Three-decade electronic music vet and French DJ-producer Laurent Garnier spun on a level platform on the right side of the stage. His synth-y set seethed mellowness as the sea of bodies became deliriously entrenched in the groove.
As dark set in, the bass evolved into a driving rhythm and the dance floor pulsated while smoke billowed out from the sides of the stage.
When Loco Dice took over, taking a perch atop a huge spaceship-like DJ pod (think Lite Brite on mushrooms), the energy stepped up yet another notch. He started the set with a fat gummy-bear bouncing beat. He gave a physical performance, shoving his gear and bending our ears with chainsaw sounds.

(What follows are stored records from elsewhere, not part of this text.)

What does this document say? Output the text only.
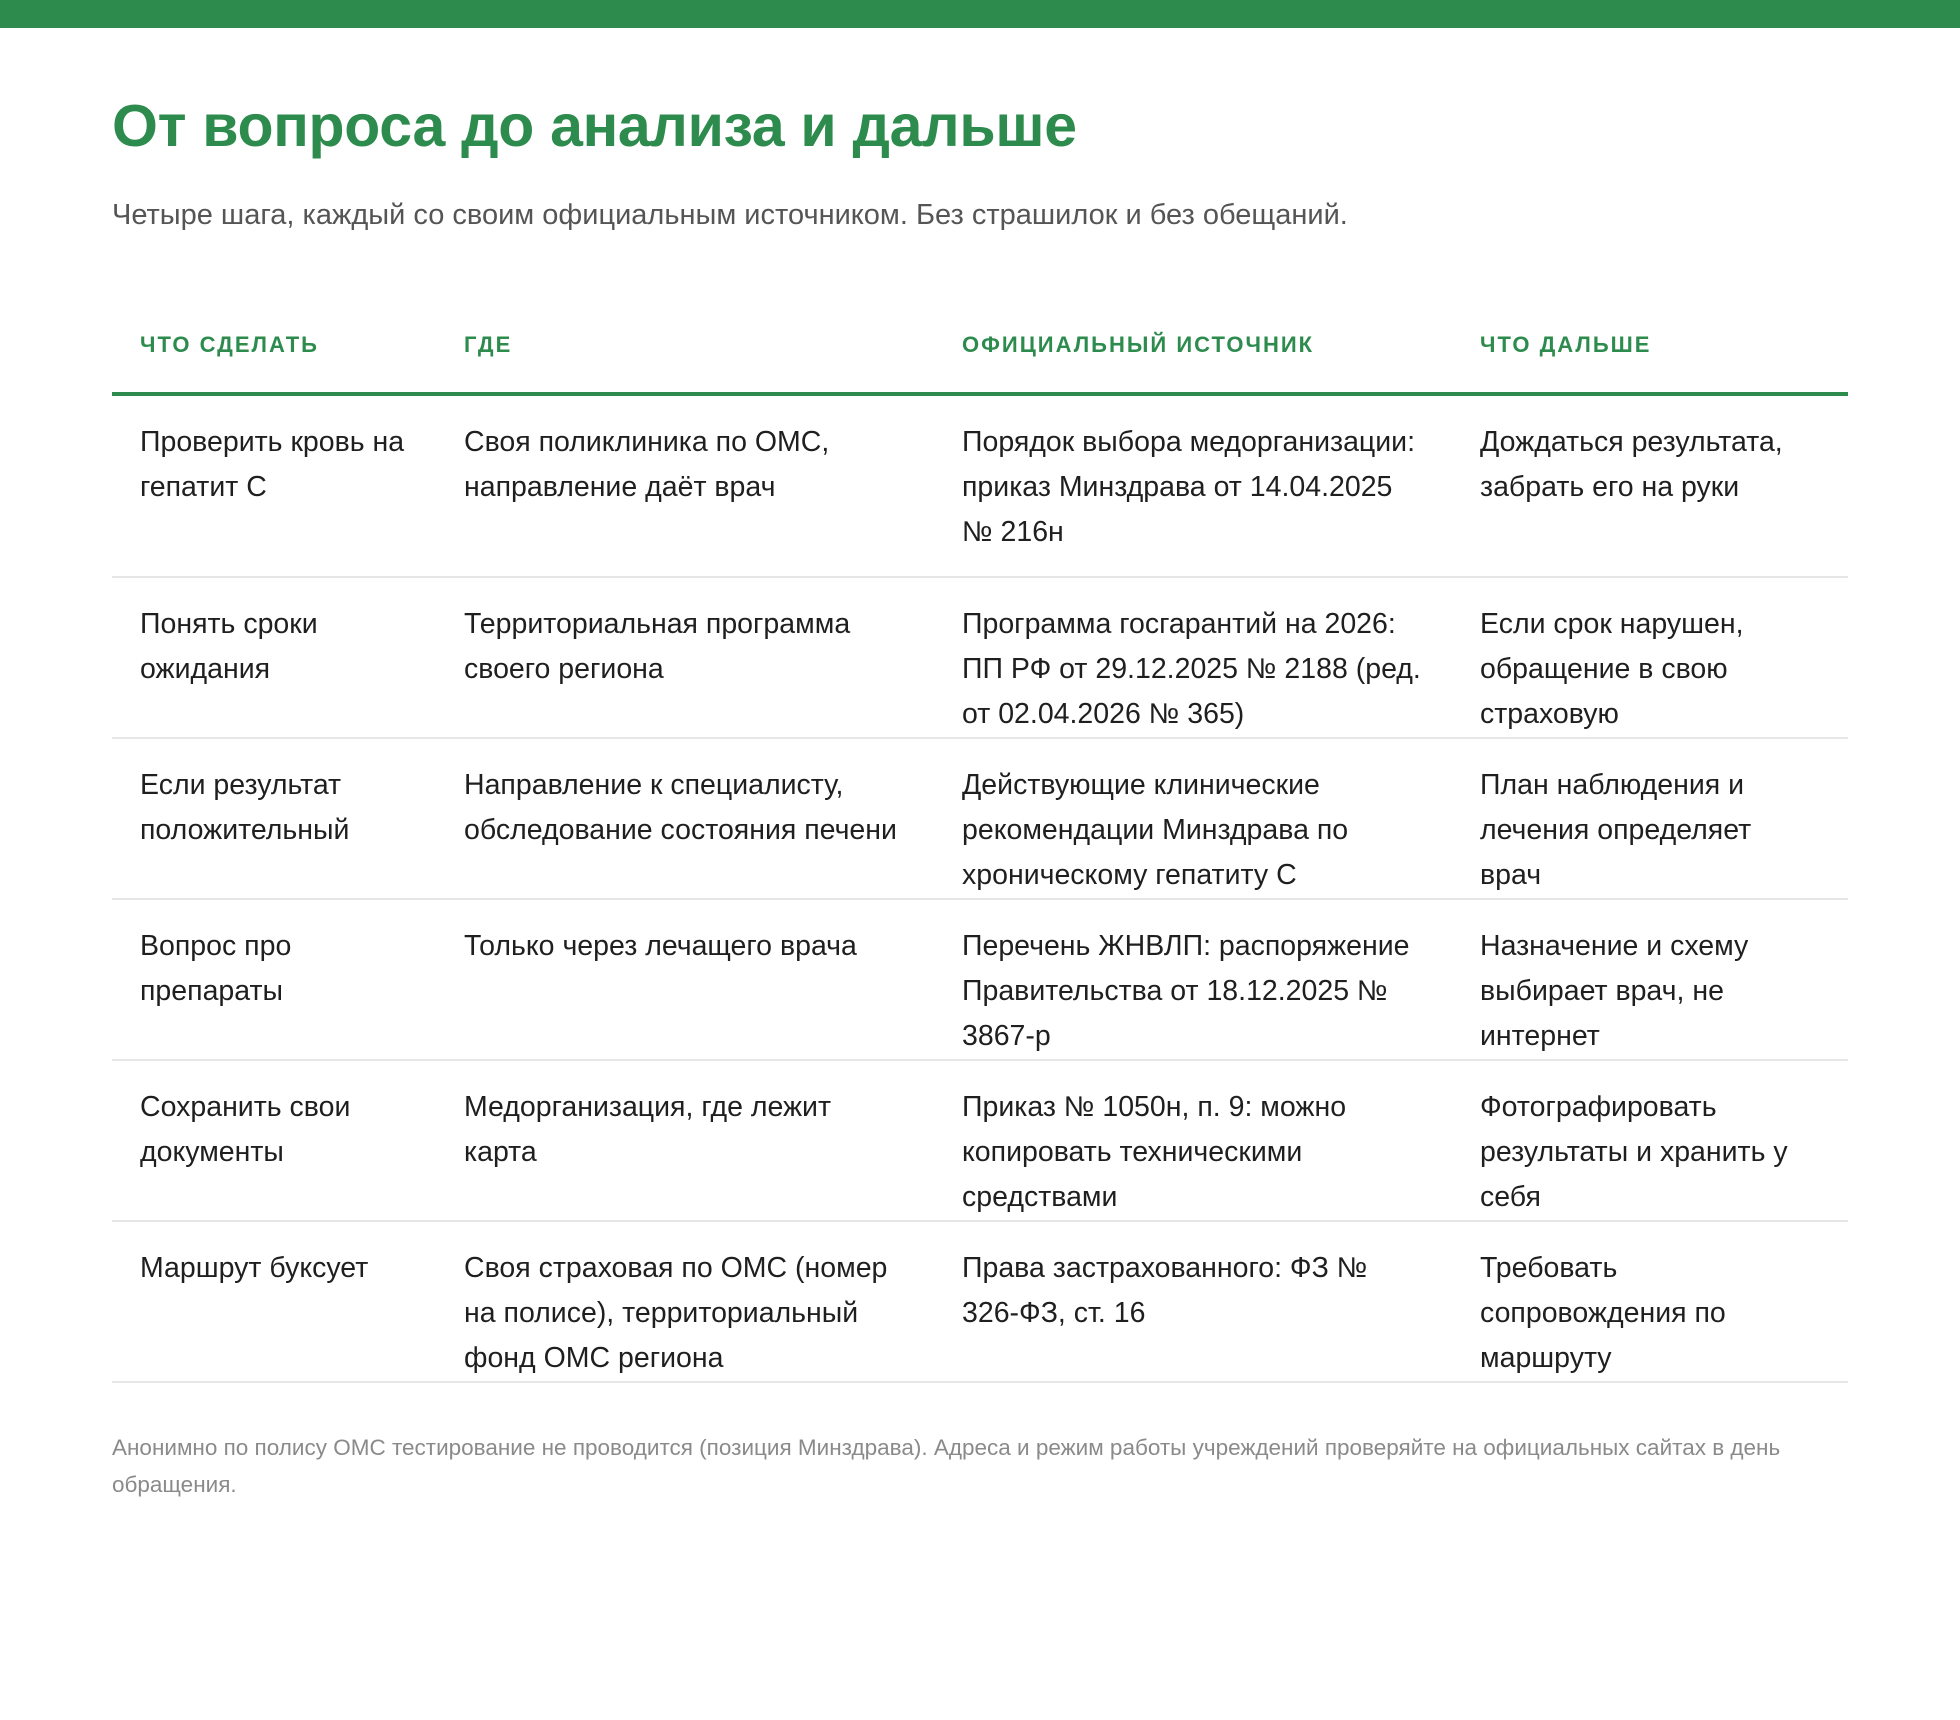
От вопроса до анализа и дальше
Четыре шага, каждый со своим официальным источником. Без страшилок и без обещаний.
ЧТО СДЕЛАТЬ	ГДЕ	ОФИЦИАЛЬНЫЙ ИСТОЧНИК	ЧТО ДАЛЬШЕ
Проверить кровь на гепатит С	Своя поликлиника по ОМС, направление даёт врач	Порядок выбора медорганизации: приказ Минздрава от 14.04.2025 № 216н	Дождаться результата, забрать его на руки
Понять сроки ожидания	Территориальная программа своего региона	Программа госгарантий на 2026: ПП РФ от 29.12.2025 № 2188 (ред. от 02.04.2026 № 365)	Если срок нарушен, обращение в свою страховую
Если результат положительный	Направление к специалисту, обследование состояния печени	Действующие клинические рекомендации Минздрава по хроническому гепатиту С	План наблюдения и лечения определяет врач
Вопрос про препараты	Только через лечащего врача	Перечень ЖНВЛП: распоряжение Правительства от 18.12.2025 № 3867-р	Назначение и схему выбирает врач, не интернет
Сохранить свои документы	Медорганизация, где лежит карта	Приказ № 1050н, п. 9: можно копировать техническими средствами	Фотографировать результаты и хранить у себя
Маршрут буксует	Своя страховая по ОМС (номер на полисе), территориальный фонд ОМС региона	Права застрахованного: ФЗ № 326-ФЗ, ст. 16	Требовать сопровождения по маршруту
Анонимно по полису ОМС тестирование не проводится (позиция Минздрава). Адреса и режим работы учреждений проверяйте на официальных сайтах в день обращения.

The younger people on the dance floor, their eyelids shiny, munched on lit-up pacifiers, smoked cigarette after cigarette, and jumped on the mounds of trash gathering under their feet. A middle-aged woman with mom-jeans and dumps like a truck spun glow sticks at the back of the stage... poorly. Teens hopped onto each others' shoulders, pumped their fists, and screamed like maniacs.
Then the legend himself took over the ship. True to Cox's Ultra 2010 aesthetic, tight-bodied dancers in fishnets and metallic lingerie emerged from the wings of the stage.
"I'm a big Carl Cox fan," said Nicolas Hutchins while dancing at the front of the pack. A consultant from San Francisco, he came in for his first Ultra this year. "He's the king. He should be wearing a crown," he declared.